During the week before Thanksgiving, I rode a bike from the Tennessee-Alabama border near Florence, Ala., to Fairhope, Ala. on the eastern shore of Mobile Bay. In all, including the zigzags of country roads and a few misguided decisions that caused me to backtrack miles ridden, the ride covered around 415 miles in six days–around 70 miles a day. For anyone familiar with the area (or knows how to use Google Maps), the ride closely followed the Alabama-Mississippi border, along the Tennessee-Tombigbee waterway and the Tombigbee River.
I had planned to blog about the ride during it. However, I discovered that my evenings were spent recovering from the day, preparing for the next day and completely mentally and physically exhausted. While I did post some Facebook updates after the third day, they were more like a group “I’m still alive” check-in with family and friends than a blog post.
Working through my notes, I’ve been overwhelmed by the things I’d like to write about the trip (about the people I met, things I saw, some technical bicycle issues, etc.) and have discovered that it’s too much to tackle all at once–in the context of other demands these days.

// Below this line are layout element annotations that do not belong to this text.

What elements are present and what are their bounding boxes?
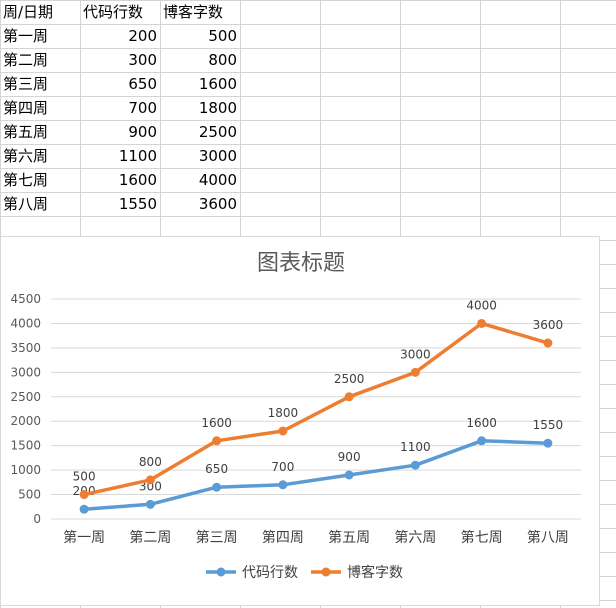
x-tick-label: 第八周 [527, 529, 569, 546]
x-tick-label: 第三周 [196, 529, 238, 546]
data-label: 800 [139, 455, 162, 469]
data-label: 1100 [400, 440, 431, 454]
table-cell[interactable]: 800 [208, 51, 237, 69]
table-cell[interactable]: 3600 [198, 195, 237, 213]
data-point [79, 504, 89, 514]
table-cell[interactable]: 3000 [198, 147, 237, 165]
y-tick-label: 3500 [10, 341, 41, 355]
data-point [477, 436, 487, 446]
table-cell[interactable]: 第五周 [3, 123, 49, 141]
data-point [410, 367, 420, 377]
y-tick-label: 1500 [10, 439, 41, 453]
table-cell[interactable]: 代码行数 [83, 3, 144, 21]
data-label: 900 [338, 450, 361, 464]
table-cell[interactable]: 周/日期 [3, 3, 54, 21]
x-tick-label: 第二周 [129, 529, 171, 546]
series-line-2 [82, 321, 550, 497]
x-tick-label: 第六周 [394, 529, 436, 546]
legend-marker [216, 567, 226, 577]
x-tick-label: 第七周 [461, 529, 503, 546]
data-label: 2500 [334, 372, 365, 386]
data-label: 700 [271, 460, 294, 474]
data-point [145, 499, 155, 509]
data-label: 650 [205, 462, 228, 476]
table-cell[interactable]: 500 [208, 27, 237, 45]
y-tick-label: 1000 [10, 463, 41, 477]
table-cell[interactable]: 1600 [118, 171, 157, 189]
legend-marker [321, 567, 331, 577]
data-label: 1550 [533, 418, 564, 432]
data-point [145, 475, 155, 485]
chart-title: 图表标题 [257, 251, 345, 276]
data-point [410, 460, 420, 470]
y-tick-label: 4500 [10, 292, 41, 306]
chart-area[interactable]: 图表标题 0 500 1000 1500 2000 2500 3000 3500 4000 4500… [0, 236, 600, 606]
table-cell[interactable]: 2500 [198, 123, 237, 141]
data-point [278, 480, 288, 490]
data-point [212, 436, 222, 446]
x-tick-label: 第五周 [328, 529, 370, 546]
data-label: 500 [73, 470, 96, 484]
y-tick-label: 0 [33, 512, 41, 526]
y-tick-label: 3000 [10, 365, 41, 379]
data-point [543, 438, 553, 448]
data-point [212, 482, 222, 492]
data-point [278, 426, 288, 436]
data-point [543, 338, 553, 348]
data-point [79, 490, 89, 500]
data-point [477, 318, 487, 328]
table-cell[interactable]: 4000 [198, 171, 237, 189]
data-label: 1800 [268, 406, 299, 420]
legend-label: 博客字数 [347, 564, 403, 581]
x-tick-label: 第一周 [63, 529, 105, 546]
table-cell[interactable]: 第二周 [3, 51, 49, 69]
table-cell[interactable]: 1100 [118, 147, 157, 165]
y-tick-label: 4000 [10, 316, 41, 330]
y-tick-label: 2500 [10, 390, 41, 404]
data-label: 1600 [201, 416, 232, 430]
table-cell[interactable]: 1550 [118, 195, 157, 213]
table-cell[interactable]: 300 [128, 51, 157, 69]
x-tick-label: 第四周 [262, 529, 304, 546]
legend-label: 代码行数 [242, 565, 298, 581]
table-cell[interactable]: 第一周 [3, 27, 49, 45]
data-label: 1600 [466, 416, 497, 430]
data-label: 3000 [400, 347, 431, 361]
table-cell[interactable]: 博客字数 [163, 3, 224, 21]
series-line-1 [82, 439, 550, 511]
data-point [344, 392, 354, 402]
y-tick-label: 500 [18, 488, 41, 502]
table-cell[interactable]: 650 [128, 75, 157, 93]
table-cell[interactable]: 第六周 [3, 147, 49, 165]
table-cell[interactable]: 700 [128, 99, 157, 117]
table-cell[interactable]: 1600 [198, 75, 237, 93]
data-point [344, 470, 354, 480]
table-cell[interactable]: 1800 [198, 99, 237, 117]
data-label: 4000 [466, 298, 497, 312]
line-chart: 图表标题 0 500 1000 1500 2000 2500 3000 3500 4000 4500… [10, 251, 581, 581]
table-cell[interactable]: 200 [128, 27, 157, 45]
table-cell[interactable]: 第四周 [3, 99, 49, 117]
table-cell[interactable]: 第八周 [3, 195, 49, 213]
y-tick-label: 2000 [10, 414, 41, 428]
table-cell[interactable]: 第七周 [3, 171, 49, 189]
table-cell[interactable]: 900 [128, 123, 157, 141]
table-cell[interactable]: 第三周 [3, 75, 49, 93]
data-label: 3600 [533, 318, 564, 332]
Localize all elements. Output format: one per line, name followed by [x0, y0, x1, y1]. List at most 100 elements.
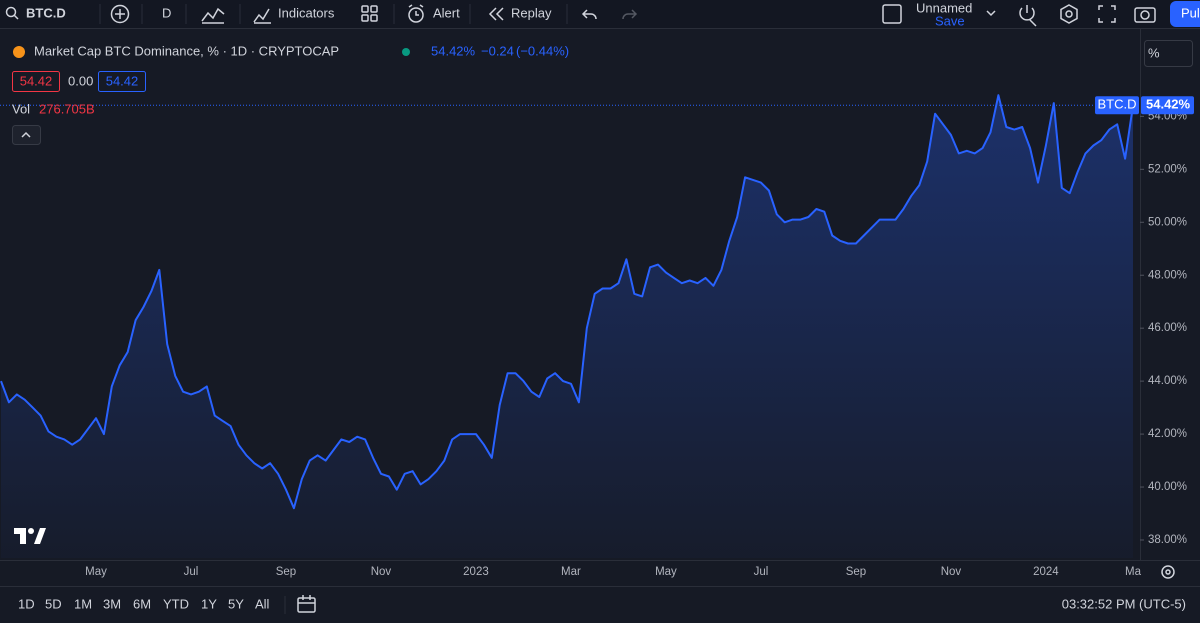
x-tick-label: Sep — [276, 566, 296, 578]
bid-box[interactable] — [12, 71, 60, 92]
publish-button[interactable]: Pul — [1170, 1, 1200, 27]
replay-button[interactable]: Replay — [488, 5, 552, 21]
last-price-tag: 54.42% — [1146, 97, 1191, 112]
indicators-button[interactable]: Indicators — [253, 5, 335, 24]
range-button[interactable]: 1Y — [201, 596, 217, 611]
y-tick-label: 52.00% — [1148, 163, 1187, 175]
grid-icon — [370, 14, 378, 22]
toolbar: BTC.D D Indicators Alert Replay — [0, 0, 1200, 29]
x-tick-label: 2024 — [1033, 566, 1059, 578]
checkbox[interactable] — [882, 4, 902, 24]
last-price-tag-bg — [1141, 96, 1194, 115]
search-icon — [13, 14, 19, 20]
snapshot-icon — [1140, 10, 1150, 20]
layout-menu[interactable]: Unnamed Save — [916, 0, 996, 28]
area-fill — [1, 95, 1133, 558]
legend: Market Cap BTC Dominance, % · 1D · CRYPT… — [12, 43, 569, 145]
x-tick-label: Jul — [184, 566, 199, 578]
x-tick-label: Mar — [561, 566, 581, 578]
y-tick-label: 48.00% — [1148, 269, 1187, 281]
search-icon — [5, 6, 17, 18]
change-percent: (−0.44%) — [516, 43, 569, 58]
chart-type-icon[interactable] — [201, 7, 225, 24]
axes: 38.00% 40.00% 42.00% 44.00% 46.00% 48.00% 50.0… — [85, 96, 1194, 578]
settings-icon[interactable] — [1060, 4, 1078, 24]
x-tick-label: Nov — [941, 566, 962, 578]
chevron-up — [21, 131, 31, 138]
spread: 0.00 — [68, 73, 93, 88]
plus-icon — [110, 4, 130, 24]
x-tick-label: May — [85, 566, 107, 578]
calendar-icon — [297, 597, 316, 613]
y-tick-label: 44.00% — [1148, 375, 1187, 387]
status-dot — [402, 48, 410, 56]
replay-label: Replay — [511, 5, 552, 20]
axis-settings[interactable] — [1161, 565, 1175, 579]
logo-shape — [34, 528, 46, 544]
volume-value: 276.705B — [39, 101, 95, 116]
symbol-search[interactable]: BTC.D — [5, 5, 66, 20]
range-button[interactable]: 6M — [133, 596, 151, 611]
gear-icon — [1165, 569, 1171, 575]
range-button[interactable]: 1D — [18, 596, 35, 611]
range-button[interactable]: 3M — [103, 596, 121, 611]
indicators-label: Indicators — [278, 5, 335, 20]
x-tick-label: Ma — [1125, 566, 1142, 578]
x-tick-label: 2023 — [463, 566, 489, 578]
scale-mode-button[interactable] — [1144, 40, 1193, 67]
alert-button[interactable]: Alert — [408, 4, 460, 23]
range-button[interactable]: YTD — [163, 596, 189, 611]
legend-title: Market Cap BTC Dominance, % · 1D · CRYPT… — [34, 43, 339, 58]
volume-label: Vol — [12, 101, 30, 116]
change: −0.24 — [481, 43, 514, 58]
layout-name: Unnamed — [916, 0, 972, 15]
ask-box[interactable] — [98, 71, 146, 92]
indicators-icon — [253, 8, 271, 24]
x-tick-label: Nov — [371, 566, 392, 578]
symbol-tag-bg — [1095, 96, 1139, 115]
chevron-icon — [986, 10, 996, 17]
toolbar-bg — [0, 0, 1200, 28]
range-button[interactable]: 1M — [74, 596, 92, 611]
replay-icon — [488, 7, 504, 21]
ask: 54.42 — [106, 73, 139, 88]
fullscreen-icon[interactable] — [1098, 5, 1116, 23]
redo-icon[interactable] — [622, 9, 638, 20]
publish-bg — [1170, 1, 1200, 27]
bid: 54.42 — [20, 73, 53, 88]
interval[interactable]: D — [162, 5, 171, 20]
undo-icon[interactable] — [581, 9, 597, 20]
templates-button[interactable] — [361, 5, 378, 22]
grid-icon — [361, 14, 369, 22]
date-range-button[interactable] — [297, 595, 316, 613]
snapshot-icon[interactable] — [1134, 7, 1156, 23]
area-line — [0, 94, 1134, 510]
y-tick-label: 38.00% — [1148, 534, 1187, 546]
symbol-tag: BTC.D — [1098, 97, 1137, 112]
collapse-button[interactable] — [12, 125, 41, 145]
range-button[interactable]: All — [255, 596, 270, 611]
logo-shape — [28, 528, 34, 534]
y-tick-label: 46.00% — [1148, 322, 1187, 334]
symbol: BTC.D — [26, 5, 66, 20]
alert-label: Alert — [433, 5, 460, 20]
compare-button[interactable] — [110, 4, 130, 24]
grid-icon — [361, 5, 369, 13]
coin-icon — [13, 46, 25, 58]
range-buttons: 1D 5D 1M 3M 6M YTD 1Y 5Y All — [18, 596, 270, 611]
clock: 03:32:52 PM (UTC-5) — [1062, 596, 1186, 611]
last-value: 54.42% — [431, 43, 476, 58]
gear-icon — [1161, 565, 1175, 579]
range-button[interactable]: 5D — [45, 596, 62, 611]
plot-area — [0, 94, 1140, 558]
y-tick-label: 50.00% — [1148, 216, 1187, 228]
x-tick-label: Jul — [754, 566, 769, 578]
alert-icon — [408, 7, 424, 23]
x-tick-label: May — [655, 566, 677, 578]
plus-icon — [115, 9, 125, 19]
range-button[interactable]: 5Y — [228, 596, 244, 611]
alert-icon — [408, 4, 424, 16]
quick-search-icon[interactable] — [1019, 5, 1037, 27]
settings-icon — [1065, 10, 1073, 18]
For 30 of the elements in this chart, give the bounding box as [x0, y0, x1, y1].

So I thought I’d just start blogging about it in chunks. At some point, I’ll tie all the posts together into one long page so that it can be helpful to someone who may land on this page who is thinking about a similar trip, but consider this the first of some posts I’ll be making on the why’s, how’s and lessons of the ride.
Starting with the finish
Spoiler alert: I finished the ride.
After six days and 415 miles of riding, when I finally pulled into Fairhope, a most amazing thing happened: A double rainbow appeared. I was already euphoric from being finished with the ride, so, other than as a great photo op, I didn’t read too much into the event. However, since then, I’ve decided it was a message from the Bike Gods telling me that I should plan future trips on flatter terrain with clearly designated biking lanes.